Judy smiled fondly at her screen: “Well, I think we can swing that.”
Not many things charmed Judy, but that list did. It charmed Aimee even more, and for a few weeks afterward, whenever any good people of means visited us, in the Hudson Valley house, or in Washington Square, Aimee would repeat this list with mock-solemnity and then ask everybody present if they could even imagine, and everybody would confess they could hardly even imagine and seemed very moved and comforted by this failure to imagine, it was taken as a sign of purity, both in the Al Kalo and in themselves.

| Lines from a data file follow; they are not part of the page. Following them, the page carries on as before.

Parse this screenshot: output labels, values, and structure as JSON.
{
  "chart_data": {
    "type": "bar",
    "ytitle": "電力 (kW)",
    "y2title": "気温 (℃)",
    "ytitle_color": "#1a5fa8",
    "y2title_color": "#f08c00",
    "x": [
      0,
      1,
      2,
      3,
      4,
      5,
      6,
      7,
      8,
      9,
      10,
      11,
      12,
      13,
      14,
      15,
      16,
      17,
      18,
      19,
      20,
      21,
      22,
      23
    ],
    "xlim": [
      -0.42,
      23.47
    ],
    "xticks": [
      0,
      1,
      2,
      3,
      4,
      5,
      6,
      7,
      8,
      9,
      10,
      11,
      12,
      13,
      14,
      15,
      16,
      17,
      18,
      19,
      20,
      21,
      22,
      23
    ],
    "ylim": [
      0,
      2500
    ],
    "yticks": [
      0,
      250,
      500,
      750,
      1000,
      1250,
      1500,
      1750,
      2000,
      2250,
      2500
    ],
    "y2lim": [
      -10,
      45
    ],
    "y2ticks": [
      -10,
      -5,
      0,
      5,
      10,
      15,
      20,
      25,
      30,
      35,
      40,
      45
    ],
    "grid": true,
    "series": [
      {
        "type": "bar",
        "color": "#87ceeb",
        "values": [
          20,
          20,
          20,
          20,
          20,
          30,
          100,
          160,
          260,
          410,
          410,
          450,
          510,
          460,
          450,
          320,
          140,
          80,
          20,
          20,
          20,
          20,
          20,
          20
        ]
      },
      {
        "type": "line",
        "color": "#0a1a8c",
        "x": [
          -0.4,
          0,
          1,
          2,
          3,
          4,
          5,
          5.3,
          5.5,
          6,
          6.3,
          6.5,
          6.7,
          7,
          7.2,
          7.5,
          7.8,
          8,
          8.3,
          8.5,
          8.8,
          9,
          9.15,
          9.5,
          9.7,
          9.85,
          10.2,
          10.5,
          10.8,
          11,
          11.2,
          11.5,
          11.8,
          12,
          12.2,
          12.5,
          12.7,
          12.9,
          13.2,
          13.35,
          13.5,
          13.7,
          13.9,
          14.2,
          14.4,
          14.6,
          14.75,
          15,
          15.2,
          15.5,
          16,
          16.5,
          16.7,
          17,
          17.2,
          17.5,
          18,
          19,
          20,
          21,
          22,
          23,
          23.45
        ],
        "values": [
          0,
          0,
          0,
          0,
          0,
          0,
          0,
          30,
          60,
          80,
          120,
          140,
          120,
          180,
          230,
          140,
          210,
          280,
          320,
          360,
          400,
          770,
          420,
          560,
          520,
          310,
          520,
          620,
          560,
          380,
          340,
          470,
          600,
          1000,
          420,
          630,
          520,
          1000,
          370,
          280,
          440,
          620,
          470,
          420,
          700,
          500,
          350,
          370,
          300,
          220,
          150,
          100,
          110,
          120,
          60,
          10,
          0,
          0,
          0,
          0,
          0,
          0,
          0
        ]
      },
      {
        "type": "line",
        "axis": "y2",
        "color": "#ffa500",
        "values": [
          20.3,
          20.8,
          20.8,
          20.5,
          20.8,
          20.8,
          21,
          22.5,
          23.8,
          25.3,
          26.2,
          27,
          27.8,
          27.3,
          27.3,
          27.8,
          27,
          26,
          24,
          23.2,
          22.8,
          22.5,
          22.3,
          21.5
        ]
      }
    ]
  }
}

“But it’s just so challenging to make that translation,” commented a young man from Silicon Valley, on one of these nights—he was leaning over the dining table into a candle centerpiece and his face seemed lit from below with his own insight—“I mean, between one reality and the other. Like passing through the matrix.” Everybody at the table nodded and agreed that it was, and later I caught Aimee seamlessly adding this dinner-party line to her recitations of the Al Kalo’s now famous list, as if it were her own.
“What’s he saying?” I whispered to Lamin. I was tired of waiting. I lowered my phone.
Lamin put a hand gently on the chief’s shoulder, but the old man continued to make his endless, agitated address to the darkness.
“The Al Kalo is saying,” Lamin whispered, “that things are very difficult here.”